Elle est au cœur de beaucoup des grandes révolutions techniques. Particulièrement depuis un siècle[1] : électronique (ordinateurs, lecteurs de CD et DVD…), automobile (moteurs, carrosserie, phares, etc.), aéronautique, énergies renouvelables (panneaux solaires…), nanosciences, nanotechnologies, etc.

La connaissance et la maîtrise des phénomènes microscopiques (diffusion, arrangement des atomes, recristallisation, apparition de phases, etc.) confèrent aux scientifiques et aux industriels la possibilité d'élaborer des matériaux aux propriétés et aux performances voulues. De ce fait un grand nombre de formation en école d'ingénieur ou bien à l'université est tourné vers la science des matériaux (ex. : Grenoble, Marseille, Orsay, Poitiers, Strasbourg).

La conception d'un cristal parfait est actuellement physiquement impossible, mais ce sont souvent ses défauts structurels qui rendent intéressant un matériau. On utilise donc les défauts dans les matériaux cristallins (tels que précipités, joints de grains, atomes interstitiels, lacunes, dislocations, etc.) pour créer des matériaux avec les propriétés désirées.

Historique[modifier | modifier le code]

Jusqu'au XIXe siècle l'utilisation des matériaux était essentiellement empirique. Une évolution majeure a eu lieu quand Josiah Willard Gibbs (1839-1903), physico-chimiste américain, réussit à démontrer que les propriétés thermodynamiques reliées à la structure atomique avaient un lien direct avec les propriétés physiques d'un matériau[2]. À la suite de cela, la science des matériaux ne s'est plus limitée aux métaux ou aux céramiques et s'est considérablement diversifiée, notamment avec le développement des plastiques, des semi-conducteurs après la Seconde Guerre mondiale[réf. nécessaire]. Aujourd'hui, le principal moteur de l'innovation de cette science est constitué par le développement de nouvelles technologies destinées à des domaines de pointe tels que les nanotechnologies (l'infiniment petit) ou l'aérospatial.

Les grandes classes de matériaux[modifier | modifier le code]

Métaux[modifier | modifier le code]

Microstructure d'un acier au carbone avec ferrite en gris clair et la perlite en foncé

Les métaux sont des matériaux dont les éléments chimiques ont la particularité de pouvoir former des liaisons métalliques et perdre des électrons pour former des cations (exemple : Fe → Fe2+ ou Fe3+).
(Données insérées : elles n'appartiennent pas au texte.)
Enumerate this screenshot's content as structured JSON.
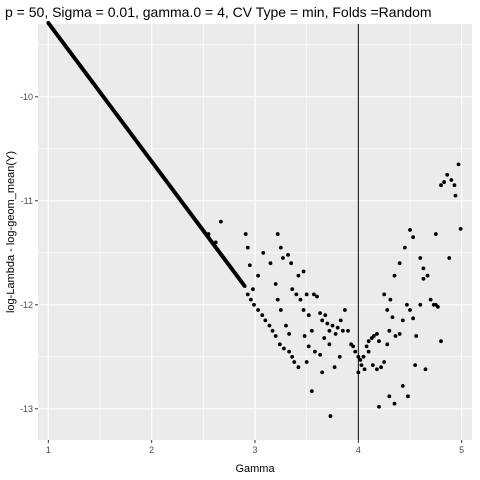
{
  "chart_data": {
    "type": "scatter",
    "title": "p = 50, Sigma = 0.01, gamma.0 = 4, CV Type = min, Folds =Random",
    "xlabel": "Gamma",
    "ylabel": "log-Lambda - log-geom_mean(Y)",
    "xlim": [
      0.9,
      5.1
    ],
    "ylim": [
      -13.3,
      -9.3
    ],
    "xticks": [
      1,
      2,
      3,
      4,
      5
    ],
    "yticks": [
      -13,
      -12,
      -11,
      -10
    ],
    "xtick_labels": [
      "1",
      "2",
      "3",
      "4",
      "5"
    ],
    "ytick_labels": [
      "-13",
      "-12",
      "-11",
      "-10"
    ],
    "grid": true,
    "panel_background": "#ebebeb",
    "grid_color": "#ffffff",
    "point_color": "#000000",
    "vline": 4,
    "line_segment": {
      "x_start": 1.0,
      "x_end": 2.9,
      "y_start": -9.29,
      "y_end": -11.82
    },
    "points": [
      [
        2.55,
        -11.32
      ],
      [
        2.62,
        -11.4
      ],
      [
        2.67,
        -11.2
      ],
      [
        2.93,
        -11.9
      ],
      [
        2.96,
        -11.95
      ],
      [
        2.99,
        -12.0
      ],
      [
        3.03,
        -12.05
      ],
      [
        3.07,
        -12.1
      ],
      [
        3.1,
        -12.15
      ],
      [
        3.14,
        -12.2
      ],
      [
        3.17,
        -12.25
      ],
      [
        3.2,
        -12.3
      ],
      [
        3.24,
        -12.38
      ],
      [
        3.28,
        -12.42
      ],
      [
        3.33,
        -12.45
      ],
      [
        3.36,
        -12.5
      ],
      [
        2.91,
        -11.32
      ],
      [
        2.93,
        -11.45
      ],
      [
        2.95,
        -11.62
      ],
      [
        2.98,
        -11.85
      ],
      [
        3.03,
        -11.72
      ],
      [
        3.08,
        -11.5
      ],
      [
        3.15,
        -11.6
      ],
      [
        3.22,
        -11.32
      ],
      [
        3.25,
        -11.45
      ],
      [
        3.27,
        -11.55
      ],
      [
        3.32,
        -11.52
      ],
      [
        3.35,
        -11.6
      ],
      [
        3.42,
        -11.72
      ],
      [
        3.47,
        -11.68
      ],
      [
        3.2,
        -11.8
      ],
      [
        3.22,
        -11.95
      ],
      [
        3.25,
        -12.05
      ],
      [
        3.3,
        -12.2
      ],
      [
        3.33,
        -12.28
      ],
      [
        3.36,
        -11.85
      ],
      [
        3.4,
        -11.9
      ],
      [
        3.44,
        -11.95
      ],
      [
        3.47,
        -12.05
      ],
      [
        3.5,
        -11.9
      ],
      [
        3.52,
        -12.1
      ],
      [
        3.55,
        -12.25
      ],
      [
        3.57,
        -11.9
      ],
      [
        3.6,
        -11.92
      ],
      [
        3.63,
        -12.08
      ],
      [
        3.65,
        -12.15
      ],
      [
        3.68,
        -12.1
      ],
      [
        3.7,
        -12.18
      ],
      [
        3.72,
        -12.25
      ],
      [
        3.75,
        -12.2
      ],
      [
        3.78,
        -12.28
      ],
      [
        3.8,
        -12.22
      ],
      [
        3.83,
        -12.15
      ],
      [
        3.85,
        -12.25
      ],
      [
        3.87,
        -12.05
      ],
      [
        3.9,
        -12.25
      ],
      [
        3.93,
        -12.38
      ],
      [
        3.95,
        -12.4
      ],
      [
        3.97,
        -12.45
      ],
      [
        3.48,
        -12.3
      ],
      [
        3.52,
        -12.4
      ],
      [
        3.58,
        -12.45
      ],
      [
        3.63,
        -12.48
      ],
      [
        3.67,
        -12.32
      ],
      [
        3.72,
        -12.38
      ],
      [
        3.77,
        -12.6
      ],
      [
        3.82,
        -12.5
      ],
      [
        3.38,
        -12.55
      ],
      [
        3.42,
        -12.6
      ],
      [
        3.5,
        -12.55
      ],
      [
        3.55,
        -12.83
      ],
      [
        3.65,
        -12.65
      ],
      [
        3.73,
        -13.07
      ],
      [
        4.0,
        -12.5
      ],
      [
        4.02,
        -12.53
      ],
      [
        4.05,
        -12.5
      ],
      [
        4.08,
        -12.4
      ],
      [
        4.1,
        -12.35
      ],
      [
        4.13,
        -12.32
      ],
      [
        4.15,
        -12.3
      ],
      [
        4.18,
        -12.28
      ],
      [
        4.0,
        -12.65
      ],
      [
        4.03,
        -12.58
      ],
      [
        4.06,
        -12.62
      ],
      [
        4.1,
        -12.45
      ],
      [
        4.14,
        -12.58
      ],
      [
        4.18,
        -12.62
      ],
      [
        4.2,
        -12.35
      ],
      [
        4.22,
        -12.6
      ],
      [
        4.25,
        -12.55
      ],
      [
        4.28,
        -12.38
      ],
      [
        4.3,
        -12.25
      ],
      [
        4.33,
        -12.12
      ],
      [
        4.36,
        -12.3
      ],
      [
        4.4,
        -12.28
      ],
      [
        4.43,
        -12.15
      ],
      [
        4.47,
        -12.0
      ],
      [
        4.5,
        -12.05
      ],
      [
        4.53,
        -12.13
      ],
      [
        4.56,
        -12.3
      ],
      [
        4.6,
        -12.0
      ],
      [
        4.25,
        -11.9
      ],
      [
        4.28,
        -12.05
      ],
      [
        4.31,
        -11.95
      ],
      [
        4.35,
        -11.72
      ],
      [
        4.4,
        -11.6
      ],
      [
        4.45,
        -11.45
      ],
      [
        4.5,
        -11.28
      ],
      [
        4.53,
        -11.35
      ],
      [
        4.6,
        -11.55
      ],
      [
        4.63,
        -11.65
      ],
      [
        4.67,
        -11.72
      ],
      [
        4.7,
        -11.95
      ],
      [
        4.73,
        -12.0
      ],
      [
        4.75,
        -12.0
      ],
      [
        4.77,
        -12.02
      ],
      [
        4.8,
        -12.35
      ],
      [
        4.75,
        -11.32
      ],
      [
        4.8,
        -10.85
      ],
      [
        4.83,
        -10.82
      ],
      [
        4.86,
        -10.75
      ],
      [
        4.9,
        -10.8
      ],
      [
        4.93,
        -10.85
      ],
      [
        4.94,
        -10.95
      ],
      [
        4.97,
        -10.65
      ],
      [
        4.99,
        -11.27
      ],
      [
        4.88,
        -11.55
      ],
      [
        4.63,
        -11.75
      ],
      [
        4.2,
        -12.98
      ],
      [
        4.3,
        -12.88
      ],
      [
        4.35,
        -12.95
      ],
      [
        4.43,
        -12.78
      ],
      [
        4.48,
        -12.88
      ],
      [
        4.55,
        -12.58
      ],
      [
        4.65,
        -12.62
      ]
    ]
  }
}
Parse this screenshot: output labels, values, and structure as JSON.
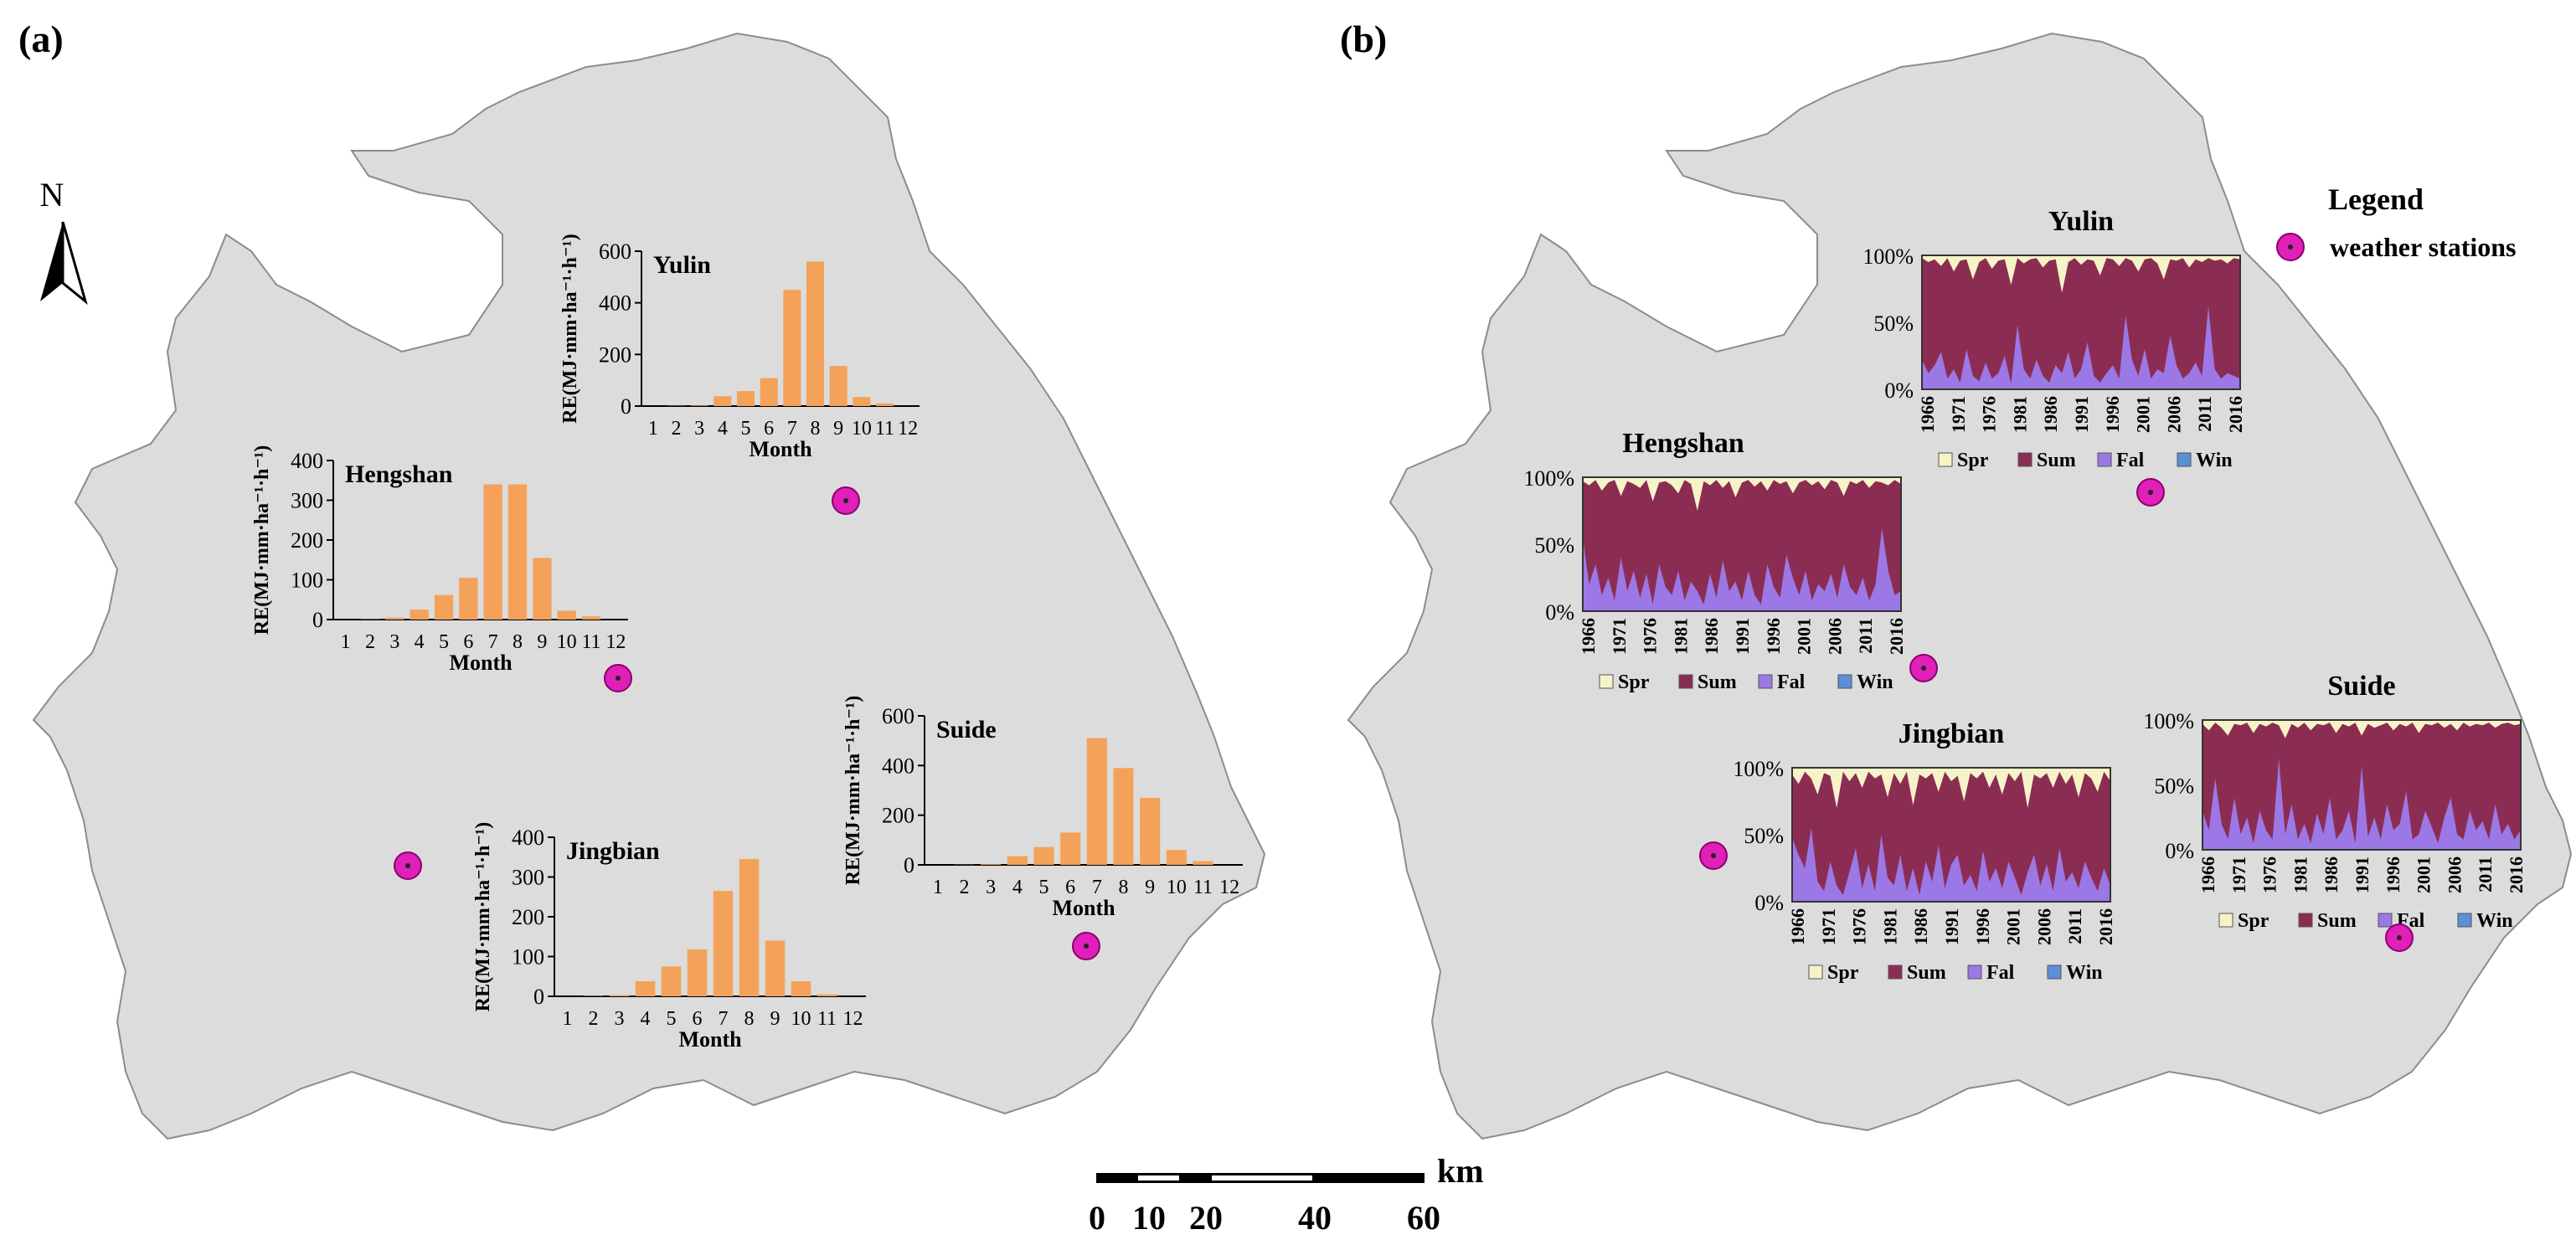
{
  "colors": {
    "region": "#dcdcdc",
    "region_stroke": "#8c8c8c",
    "bar": "#f4a259",
    "spr": "#f7f3c8",
    "sum": "#8b2d52",
    "fal": "#9b78e6",
    "win": "#5b8fd6",
    "station": "#e020b8"
  },
  "panel_labels": {
    "a": "(a)",
    "b": "(b)"
  },
  "north": {
    "label": "N"
  },
  "legend": {
    "title": "Legend",
    "item": "weather stations"
  },
  "scalebar": {
    "unit": "km",
    "ticks": [
      "0",
      "10",
      "20",
      "40",
      "60"
    ]
  },
  "chart_data": [
    {
      "type": "bar",
      "panel": "a",
      "title": "Yulin",
      "categories": [
        "1",
        "2",
        "3",
        "4",
        "5",
        "6",
        "7",
        "8",
        "9",
        "10",
        "11",
        "12"
      ],
      "values": [
        0,
        1,
        2,
        38,
        58,
        108,
        450,
        560,
        155,
        35,
        10,
        0
      ],
      "ylabel": "RE(MJ·mm·ha⁻¹·h⁻¹)",
      "xlabel": "Month",
      "ylim": [
        0,
        600
      ],
      "yticks": [
        "0",
        "200",
        "400",
        "600"
      ]
    },
    {
      "type": "bar",
      "panel": "a",
      "title": "Hengshan",
      "categories": [
        "1",
        "2",
        "3",
        "4",
        "5",
        "6",
        "7",
        "8",
        "9",
        "10",
        "11",
        "12"
      ],
      "values": [
        0,
        1,
        5,
        25,
        62,
        105,
        340,
        340,
        155,
        22,
        8,
        0
      ],
      "ylabel": "RE(MJ·mm·ha⁻¹·h⁻¹)",
      "xlabel": "Month",
      "ylim": [
        0,
        400
      ],
      "yticks": [
        "0",
        "100",
        "200",
        "300",
        "400"
      ]
    },
    {
      "type": "bar",
      "panel": "a",
      "title": "Suide",
      "categories": [
        "1",
        "2",
        "3",
        "4",
        "5",
        "6",
        "7",
        "8",
        "9",
        "10",
        "11",
        "12"
      ],
      "values": [
        0,
        1,
        3,
        35,
        72,
        130,
        510,
        390,
        270,
        60,
        15,
        0
      ],
      "ylabel": "RE(MJ·mm·ha⁻¹·h⁻¹)",
      "xlabel": "Month",
      "ylim": [
        0,
        600
      ],
      "yticks": [
        "0",
        "200",
        "400",
        "600"
      ]
    },
    {
      "type": "bar",
      "panel": "a",
      "title": "Jingbian",
      "categories": [
        "1",
        "2",
        "3",
        "4",
        "5",
        "6",
        "7",
        "8",
        "9",
        "10",
        "11",
        "12"
      ],
      "values": [
        0,
        1,
        3,
        38,
        75,
        118,
        265,
        345,
        140,
        38,
        5,
        0
      ],
      "ylabel": "RE(MJ·mm·ha⁻¹·h⁻¹)",
      "xlabel": "Month",
      "ylim": [
        0,
        400
      ],
      "yticks": [
        "0",
        "100",
        "200",
        "300",
        "400"
      ]
    },
    {
      "type": "area",
      "panel": "b",
      "stacked": true,
      "normalized": true,
      "title": "Yulin",
      "x_labels": [
        "1966",
        "1971",
        "1976",
        "1981",
        "1986",
        "1991",
        "1996",
        "2001",
        "2006",
        "2011",
        "2016"
      ],
      "yticks": [
        "0%",
        "50%",
        "100%"
      ],
      "series": [
        {
          "name": "Spr",
          "key": "spr"
        },
        {
          "name": "Sum",
          "key": "sum"
        },
        {
          "name": "Fal",
          "key": "fal"
        },
        {
          "name": "Win",
          "key": "win"
        }
      ],
      "fal": [
        22,
        12,
        18,
        28,
        8,
        15,
        5,
        30,
        10,
        6,
        20,
        8,
        12,
        25,
        4,
        48,
        15,
        8,
        22,
        10,
        5,
        18,
        12,
        28,
        8,
        15,
        35,
        10,
        5,
        12,
        18,
        8,
        55,
        22,
        10,
        30,
        8,
        15,
        12,
        40,
        18,
        8,
        12,
        20,
        10,
        62,
        15,
        8,
        12,
        10,
        8
      ],
      "spr": [
        2,
        5,
        3,
        8,
        2,
        12,
        4,
        3,
        18,
        5,
        2,
        10,
        4,
        3,
        22,
        2,
        6,
        3,
        2,
        9,
        4,
        3,
        28,
        5,
        2,
        7,
        3,
        4,
        15,
        2,
        3,
        8,
        2,
        4,
        12,
        3,
        2,
        6,
        18,
        3,
        4,
        2,
        9,
        3,
        5,
        2,
        4,
        3,
        6,
        2,
        3
      ]
    },
    {
      "type": "area",
      "panel": "b",
      "stacked": true,
      "normalized": true,
      "title": "Hengshan",
      "x_labels": [
        "1966",
        "1971",
        "1976",
        "1981",
        "1986",
        "1991",
        "1996",
        "2001",
        "2006",
        "2011",
        "2016"
      ],
      "yticks": [
        "0%",
        "50%",
        "100%"
      ],
      "series": [
        {
          "name": "Spr",
          "key": "spr"
        },
        {
          "name": "Sum",
          "key": "sum"
        },
        {
          "name": "Fal",
          "key": "fal"
        },
        {
          "name": "Win",
          "key": "win"
        }
      ],
      "fal": [
        55,
        20,
        35,
        12,
        25,
        8,
        40,
        15,
        30,
        10,
        28,
        5,
        35,
        18,
        12,
        30,
        8,
        22,
        15,
        5,
        28,
        10,
        38,
        15,
        22,
        8,
        30,
        12,
        5,
        35,
        18,
        10,
        42,
        25,
        12,
        30,
        8,
        20,
        15,
        28,
        10,
        35,
        18,
        12,
        25,
        8,
        20,
        62,
        30,
        12,
        15
      ],
      "spr": [
        3,
        6,
        2,
        10,
        4,
        2,
        14,
        3,
        5,
        8,
        2,
        18,
        4,
        3,
        6,
        12,
        2,
        5,
        25,
        3,
        6,
        2,
        8,
        3,
        15,
        4,
        2,
        7,
        3,
        10,
        2,
        5,
        3,
        12,
        4,
        2,
        6,
        3,
        9,
        2,
        4,
        14,
        3,
        5,
        2,
        8,
        3,
        4,
        6,
        2,
        5
      ]
    },
    {
      "type": "area",
      "panel": "b",
      "stacked": true,
      "normalized": true,
      "title": "Jingbian",
      "x_labels": [
        "1966",
        "1971",
        "1976",
        "1981",
        "1986",
        "1991",
        "1996",
        "2001",
        "2006",
        "2011",
        "2016"
      ],
      "yticks": [
        "0%",
        "50%",
        "100%"
      ],
      "series": [
        {
          "name": "Spr",
          "key": "spr"
        },
        {
          "name": "Sum",
          "key": "sum"
        },
        {
          "name": "Fal",
          "key": "fal"
        },
        {
          "name": "Win",
          "key": "win"
        }
      ],
      "fal": [
        48,
        35,
        25,
        55,
        15,
        8,
        30,
        12,
        5,
        22,
        40,
        10,
        28,
        8,
        50,
        18,
        12,
        35,
        8,
        25,
        5,
        30,
        15,
        42,
        10,
        28,
        35,
        12,
        20,
        8,
        38,
        15,
        25,
        10,
        30,
        18,
        5,
        22,
        35,
        12,
        28,
        8,
        40,
        15,
        22,
        10,
        30,
        18,
        8,
        25,
        12
      ],
      "spr": [
        5,
        12,
        3,
        8,
        20,
        4,
        6,
        30,
        3,
        10,
        4,
        15,
        3,
        8,
        5,
        22,
        4,
        12,
        3,
        28,
        5,
        8,
        4,
        18,
        3,
        10,
        6,
        25,
        4,
        8,
        3,
        15,
        5,
        20,
        4,
        10,
        3,
        30,
        5,
        8,
        4,
        15,
        3,
        12,
        5,
        22,
        4,
        8,
        18,
        3,
        10
      ]
    },
    {
      "type": "area",
      "panel": "b",
      "stacked": true,
      "normalized": true,
      "title": "Suide",
      "x_labels": [
        "1966",
        "1971",
        "1976",
        "1981",
        "1986",
        "1991",
        "1996",
        "2001",
        "2006",
        "2011",
        "2016"
      ],
      "yticks": [
        "0%",
        "50%",
        "100%"
      ],
      "series": [
        {
          "name": "Spr",
          "key": "spr"
        },
        {
          "name": "Sum",
          "key": "sum"
        },
        {
          "name": "Fal",
          "key": "fal"
        },
        {
          "name": "Win",
          "key": "win"
        }
      ],
      "fal": [
        30,
        15,
        55,
        20,
        8,
        40,
        12,
        25,
        5,
        30,
        15,
        8,
        70,
        12,
        35,
        8,
        20,
        5,
        28,
        12,
        40,
        8,
        15,
        30,
        5,
        65,
        10,
        25,
        8,
        35,
        15,
        20,
        45,
        8,
        12,
        30,
        18,
        5,
        25,
        40,
        12,
        8,
        30,
        15,
        22,
        8,
        35,
        12,
        20,
        8,
        15
      ],
      "spr": [
        3,
        8,
        2,
        6,
        12,
        3,
        4,
        2,
        10,
        3,
        5,
        2,
        4,
        14,
        3,
        6,
        2,
        8,
        3,
        4,
        2,
        10,
        3,
        5,
        2,
        12,
        3,
        6,
        4,
        2,
        8,
        3,
        5,
        2,
        10,
        3,
        4,
        2,
        6,
        3,
        8,
        2,
        5,
        3,
        4,
        2,
        6,
        3,
        2,
        4,
        3
      ]
    }
  ]
}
Ils peuvent être caractérisés aussi bien de manière physico-chimique que de manière électronique (cf. section caractérisation). Les métaux se caractérisent par plusieurs particularités physiques. Ils sont de bons conducteurs électriques, cette caractéristique se mesure soit grâce à la conductivité soit grâce à son inverse, la résistivité. Ils sont aussi de bons conducteurs thermiques et possèdent un éclat lumineux. Du point de vue mécanique, ils se caractérisent par des propriétés telles que leur module d'élasticité (généralement élevé, de l'ordre de plusieurs GPa), leur dureté, leur ductilité, etc.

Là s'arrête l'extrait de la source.